The best marketing decisions and supplier selections aren't enough if your company'due south demand forecasts are wrong. Need forecasting is the process of estimating how much of a adept or service a client volition buy from you. If you're a producer of a production, this will affect non but the amount of appurtenances and services you accept to produce only as well the materials you lot must purchase to make them. Need forecasting is part of a company's overall inventory control activities. Inventory control is the process of ensuring your business firm has an acceptable amount of products and a wide enough array of them meet your customers' needs. 1 of the goals of inventory control is to avert stockouts without keeping too much of a production on manus. Some companies are beginning to experiment with new technologies such equally electronic production codes and RFID tags in an endeavour to better manage their inventories and run across their customers' needs.

Review Questions

  1. Why are need forecasts made more than frequently than sourcing decisions?
  2. How can simply-in-time and vendor-managed inventories add value to products for customers?
  3. Why and how do companies rail products?
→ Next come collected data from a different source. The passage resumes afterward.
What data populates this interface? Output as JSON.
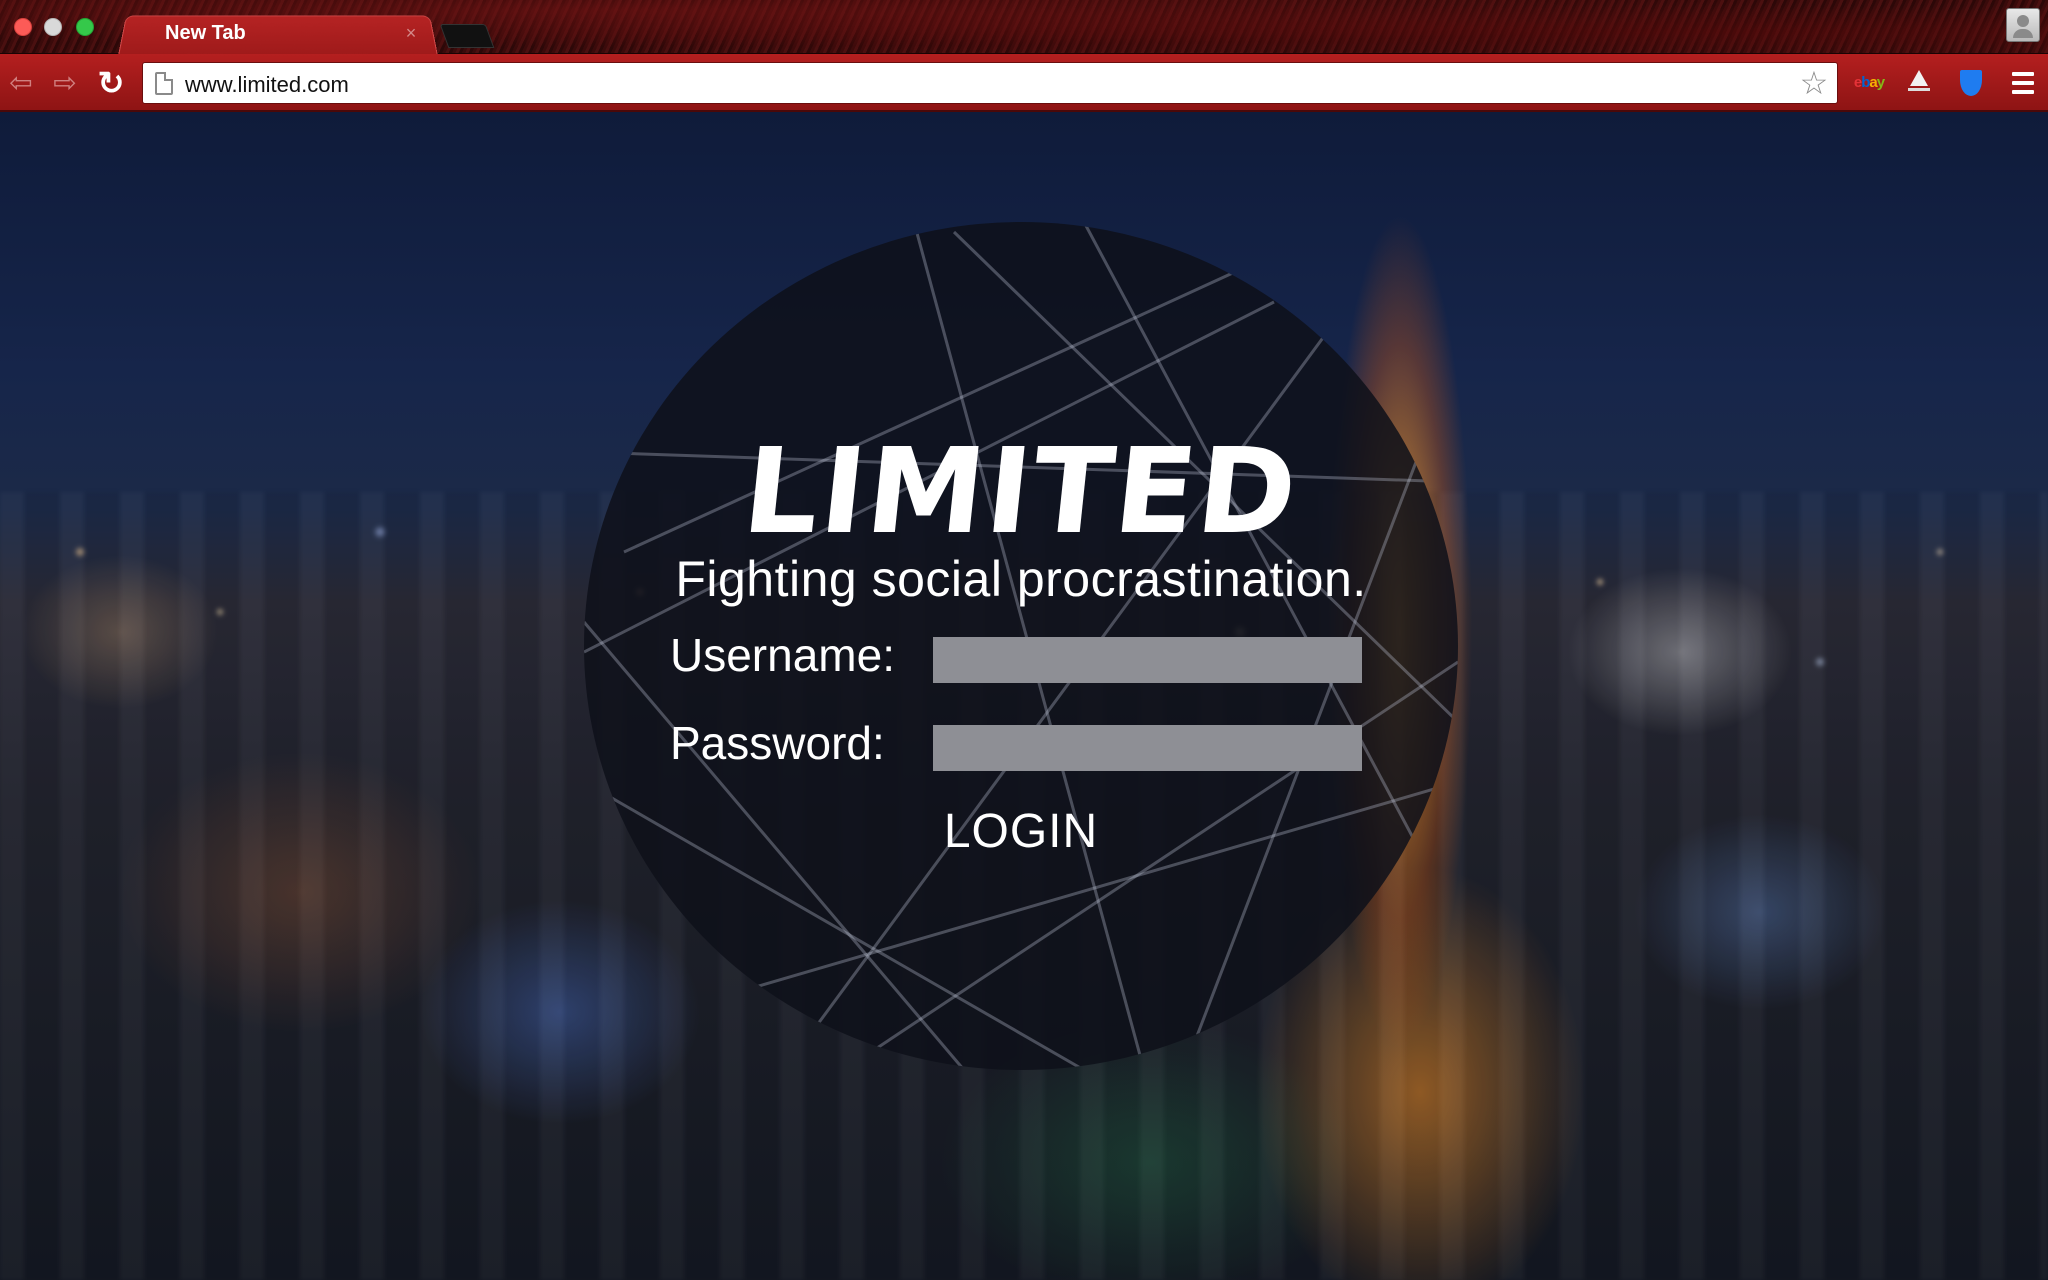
{
  "browser": {
    "tab_title": "New Tab",
    "tab_close_glyph": "×",
    "url": "www.limited.com",
    "extensions": {
      "ebay_letters": [
        "e",
        "b",
        "a",
        "y"
      ]
    }
  },
  "page": {
    "logo": "LIMITED",
    "tagline": "Fighting social procrastination.",
    "username_label": "Username:",
    "username_value": "",
    "password_label": "Password:",
    "password_value": "",
    "login_label": "LOGIN"
  },
  "colors": {
    "chrome_red": "#b41f1f",
    "circle_overlay": "#0e101a",
    "input_fill": "#8e8f95",
    "text": "#ffffff"
  }
}
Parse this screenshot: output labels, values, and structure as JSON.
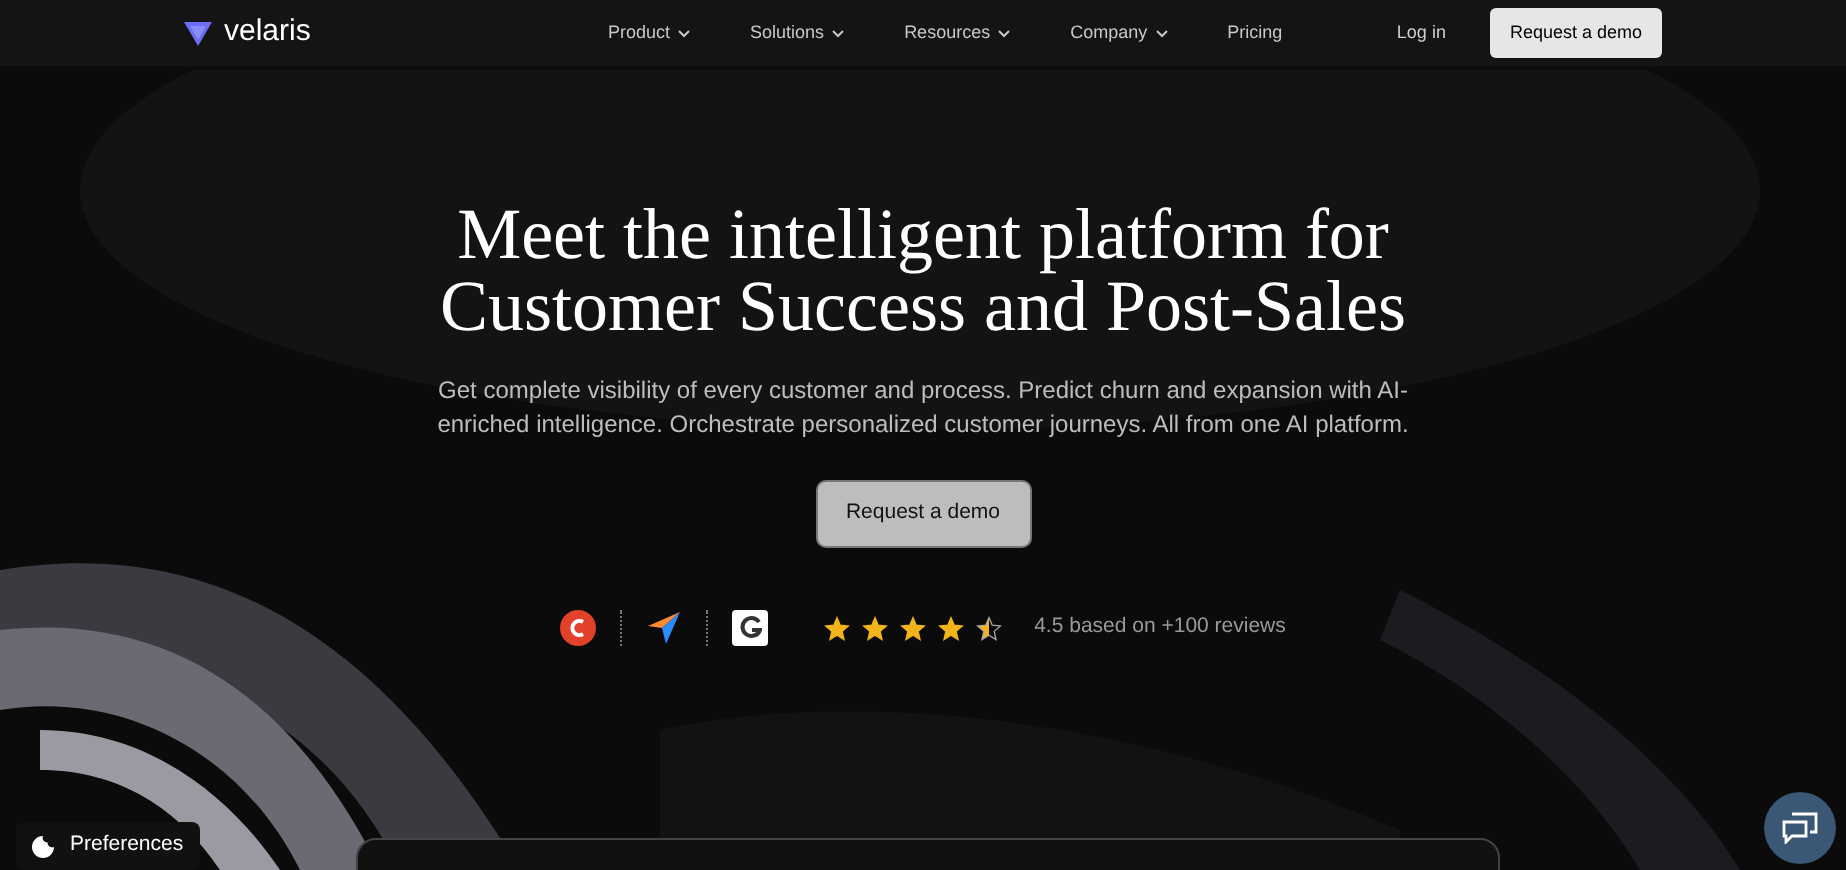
{
  "brand": "velaris",
  "nav": [
    {
      "label": "Product",
      "dropdown": true
    },
    {
      "label": "Solutions",
      "dropdown": true
    },
    {
      "label": "Resources",
      "dropdown": true
    },
    {
      "label": "Company",
      "dropdown": true
    },
    {
      "label": "Pricing",
      "dropdown": false
    }
  ],
  "login": "Log in",
  "nav_cta": "Request a demo",
  "hero": {
    "title_lines": [
      "Meet the intelligent platform for",
      "Customer Success and Post-Sales"
    ],
    "subtitle": "Get complete visibility of every customer and process. Predict churn and expansion with AI-enriched intelligence. Orchestrate personalized customer journeys. All from one AI platform.",
    "cta": "Request a demo"
  },
  "rating": {
    "stars": 4.5,
    "text": "4.5 based on +100 reviews"
  },
  "preferences": "Preferences"
}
iPRTM Management Consultants, "Global Supply Chain Trends 2008–2010," http://www.prtm.com/uploadedFiles/Strategic_Viewpoint/Articles/Article_Content/Global_Supply_Chain_Trends_Report_%202008.pdf (accessed Dec ii, 2009).

2"FAQs," EPCglobal, http://world wide web.epcglobalinc.org/consumer_info/faq (accessed December 2, 2009).

References

Bowersox D. J. and David J. Closs, "Ten Mega-Trends That Volition Revolutionize Supply Chain Logistics," Journal of Business Logistics 21, no. 2 (2000): 11.

Casper, C., "Need Planning Comes of Age," Food Logistics 101 (January/February 2008): xix–24.

Kumar S. and Sarah Craig, "Dell, Inc.'southward Closed Loop Supply Chain for Computer Assembly Plants," Data Cognition Systems Management 6, no. 3 (2007): 197–214.

Waters, Southward., "Shrinkage," About.com, http://retail.about.com/od/glossary/g/shrinkage.htm (accessed December ii, 2009).

Weisenthal, J., "Slammed KFC 'Scrambling to Source More Craven,'" The Business Insider, May 6, 2009, http://www.businessinsider.com/kfc-2009-5 (accessed December 2, 2009).

Wingett, S., "Capro, Saint-Gobain, Denso Win Big with Tata Nano," Automotive News Europe, March iii, 2008, xvi.